Husske v. Commonwealth
In Husske v. Commonwealth, 252 Va. 203, 211-12, 476 S.E.2d 920, 925 (1996), the defendant was charged with breaking and entering with intent to commit rape, forcible sodomy, rape, and robbery.
At trial, the defendant requested the trial court to appoint an expert to help him challenge the Commonwealth's DNA evidence.
The trial court denied the defendant's request. See id. at 208, 476 S.E.2d at 923. On appeal, the Virginia Supreme Court affirmed and held that:
an indigent defendant who seeks the appointment of an expert, at the Commonwealth's expense, must show a particularized need for such services and that he will be prejudiced by the lack of expert assistance.
The defendant failed to meet these requirements.
At best, the defendant asserted, inter alia, that DNA evidence is 'of a highly technical nature;' he thought it was difficult for a lawyer to challenge DNA evidence without expert assistance; and he had concerns about the use of DNA evidence because 'the Division of Forensic Science was no longer conducting paternity testing in criminal cases.'
The defendant's generalized statements in his motions simply fail to show a particularized need. Husske, 252 Va. at 213, 476 S.E.2d at 926.

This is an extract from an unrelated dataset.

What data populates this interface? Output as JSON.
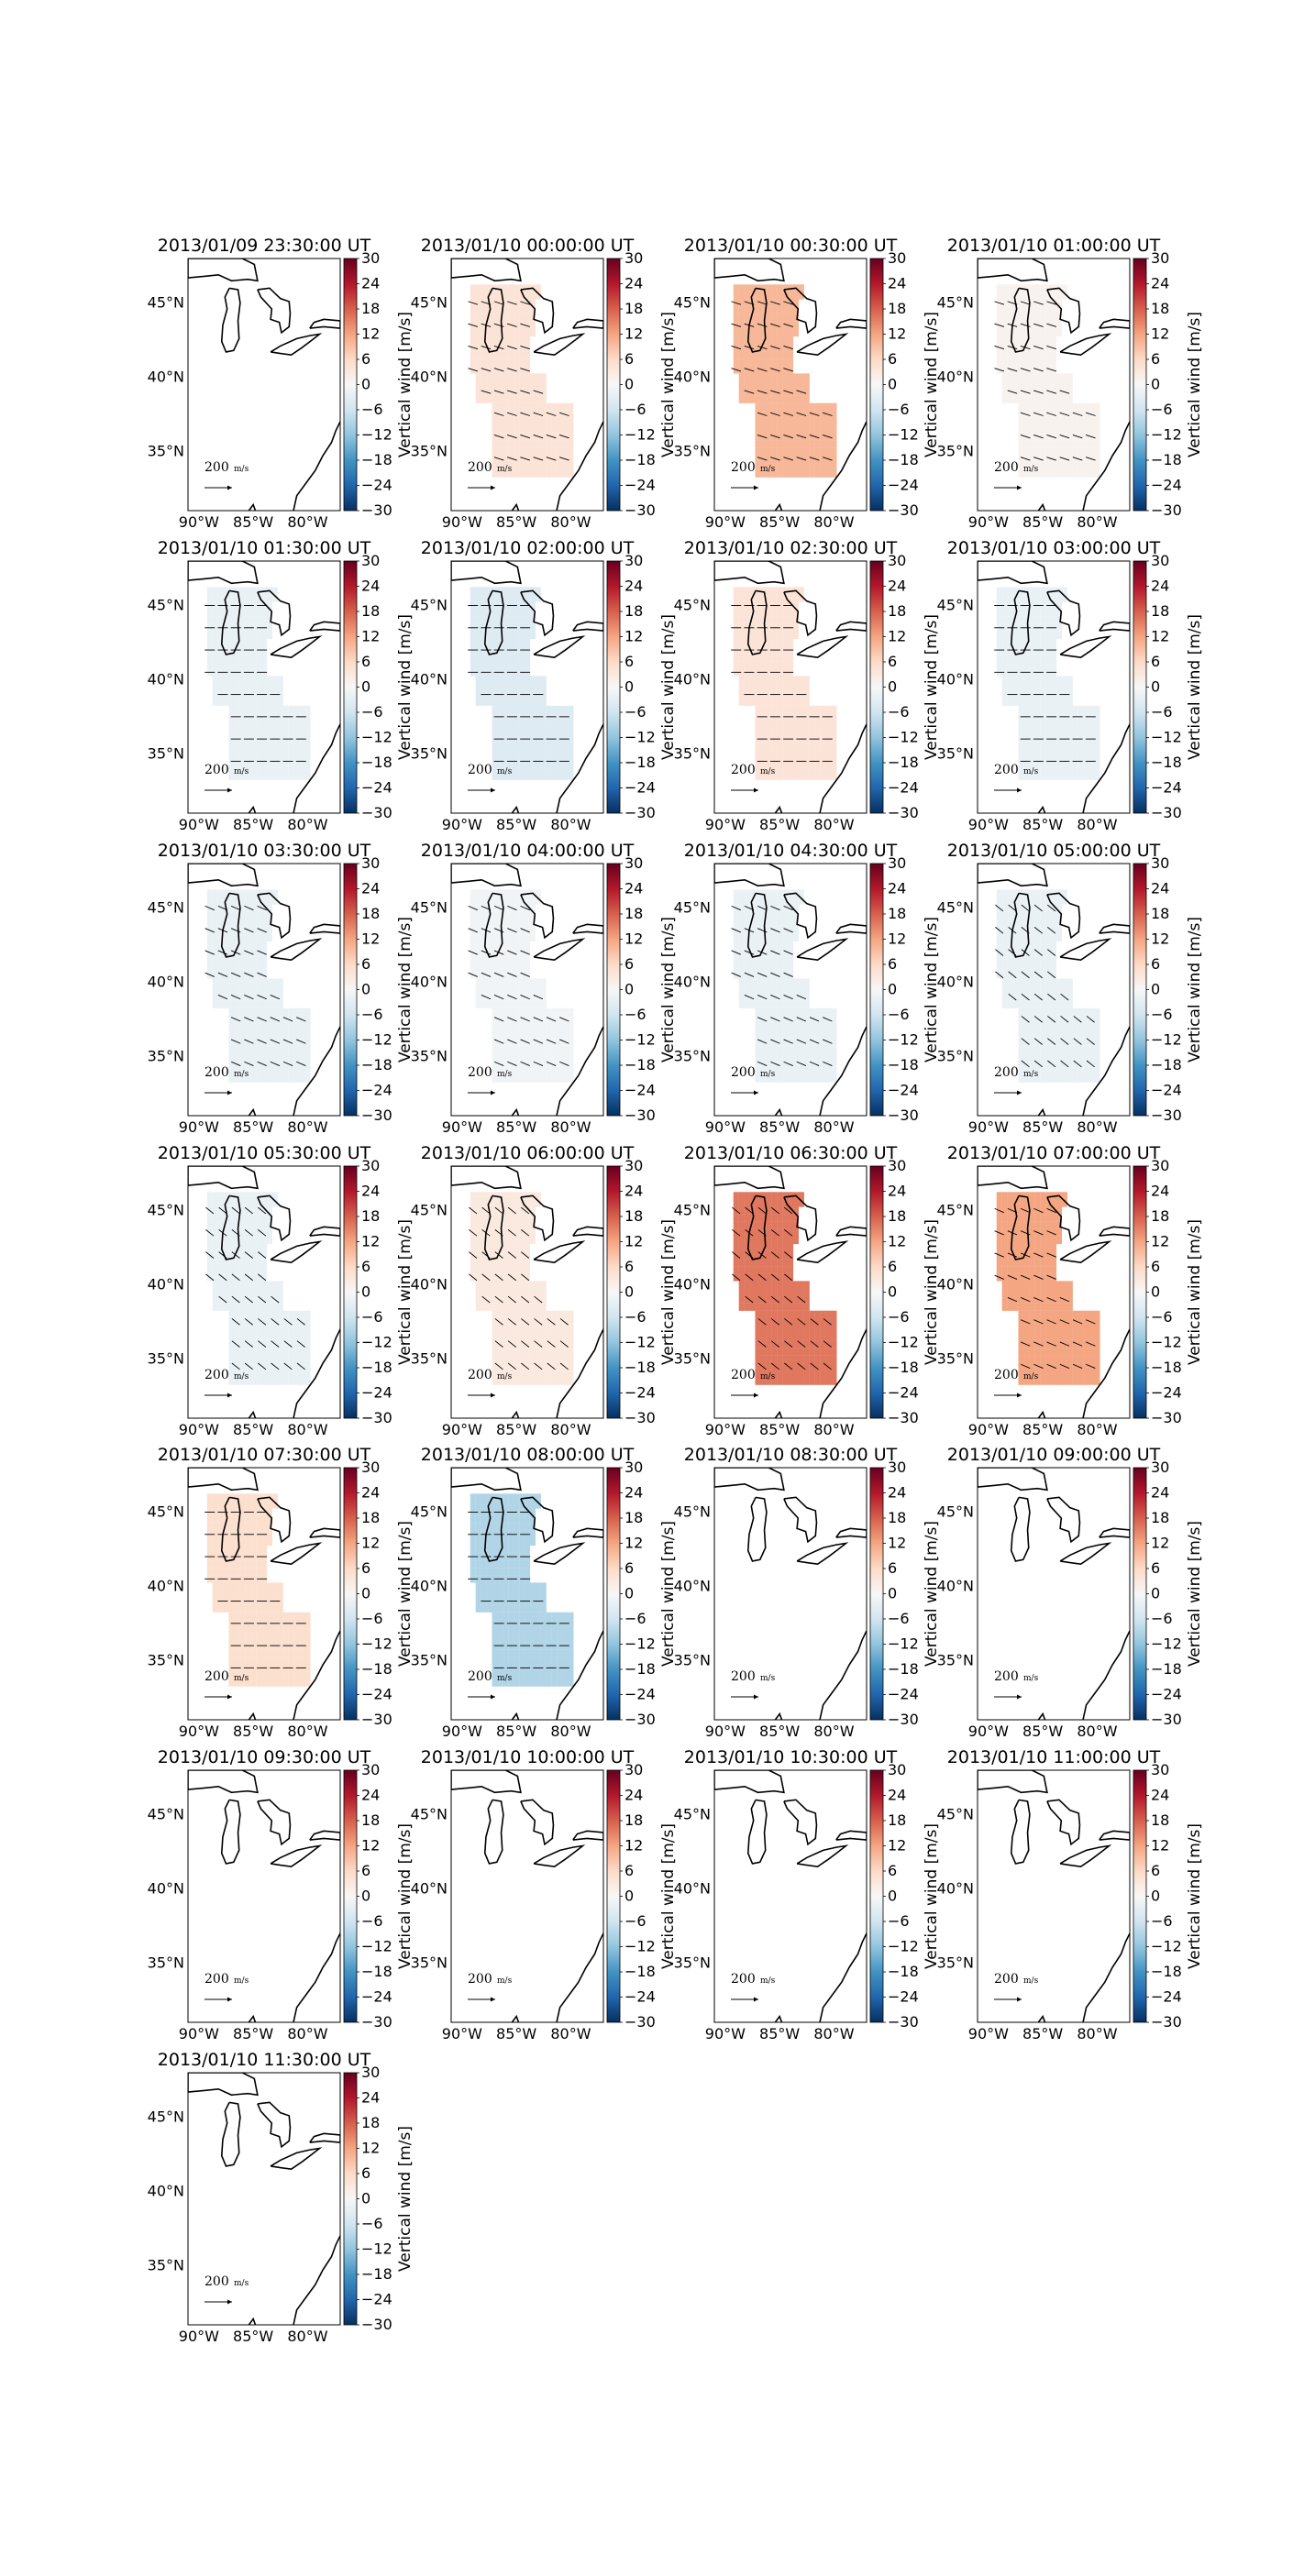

In Husske, the Court "held that an indigent defendant who seeks the appointment of an expert witness . . . must demonstrate that the subject which necessitates the assistance of the expert is 'likely to be a significant factor in his defense' and that he will be prejudiced by the lack of expert assistance." Id.
Denying Husske's request, the Court ruled:
(1) that his counsel only made "generalized" statements about his need;
(2) that he could make no showing of prejudice "because . . . he confessed to the crimes" in great detail. Id. at 213, 476 S.E.2d at 926.